Read from DailyTrust
Nigeria, Africa’s largest oil producer, plans to begin privatising its four state-owned oil refineries before the end of the first quarter, Petroleum Minister Diezani Alison-Madueke said.
“We would like to see major infrastructural entities such as refineries moving out of government hands into the private sector,” Alison-Madueke said in an interview with Bloomberg TV Africa in London. “Government does not want to be in the business of running major infrastructure entities and we haven’t done a very good job at it over all these years.”
A presidential audit of the facilities last year recommended their sale due to inadequate government funding and “sub-optimal performance.” The refineries, which have a combined 445,000 barrel-a-day capacity, should be privatized within 18 months, according to the report submitted to President Goodluck Jonathan in November 2012.
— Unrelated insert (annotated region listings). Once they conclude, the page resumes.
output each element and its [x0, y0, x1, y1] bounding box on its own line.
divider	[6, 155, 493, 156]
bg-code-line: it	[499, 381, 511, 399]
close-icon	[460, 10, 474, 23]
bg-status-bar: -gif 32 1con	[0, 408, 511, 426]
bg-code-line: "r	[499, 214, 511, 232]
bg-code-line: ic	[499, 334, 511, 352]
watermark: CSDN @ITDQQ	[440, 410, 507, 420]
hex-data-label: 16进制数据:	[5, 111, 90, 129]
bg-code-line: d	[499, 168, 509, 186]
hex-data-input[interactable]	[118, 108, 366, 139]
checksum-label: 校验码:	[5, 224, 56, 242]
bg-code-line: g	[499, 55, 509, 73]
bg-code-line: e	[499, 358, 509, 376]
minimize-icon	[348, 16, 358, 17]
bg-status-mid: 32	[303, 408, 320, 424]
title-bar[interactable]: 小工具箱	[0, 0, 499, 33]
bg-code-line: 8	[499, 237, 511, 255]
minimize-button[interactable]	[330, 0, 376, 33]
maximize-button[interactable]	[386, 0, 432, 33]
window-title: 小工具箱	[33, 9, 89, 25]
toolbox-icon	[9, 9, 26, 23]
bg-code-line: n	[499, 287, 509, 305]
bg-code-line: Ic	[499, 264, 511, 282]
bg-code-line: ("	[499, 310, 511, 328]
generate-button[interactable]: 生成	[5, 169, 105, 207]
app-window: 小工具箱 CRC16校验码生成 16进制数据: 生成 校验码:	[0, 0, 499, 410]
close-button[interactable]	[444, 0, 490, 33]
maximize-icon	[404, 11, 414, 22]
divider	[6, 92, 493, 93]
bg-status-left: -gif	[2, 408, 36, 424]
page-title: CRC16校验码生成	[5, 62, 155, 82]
While Nigeria is also Africa’s top crude exporter and the most populous with more than 160 million people, it relies on fuel imports to meet more than 70 percent of its needs. Its state-owned plants operate at a fraction of their capacity because of poor maintenance and aging equipment. The West African nation exchanges 60,000 barrels a day of crude for products with Trafigura Beheer BV and a similar amount with Societe Ivoirienne de Raffinage’s refinery in Ivory Coast, according to Nigeria National Petroleum Corp.
“We are right now undergoing a major turnaround maintenance program” of the refineries, Alison-Madueke said.
Improvements to the two-unit 210,000 barrel-a-day Port Harcourt refinery, the country’s biggest, will be completed by the end of the year, to be followed by enhancements at the Warri and Kaduna sites in 2014, according to the NNPC. Warri has a daily processing capacity of 125,000 and Kaduna 110,000 barrels.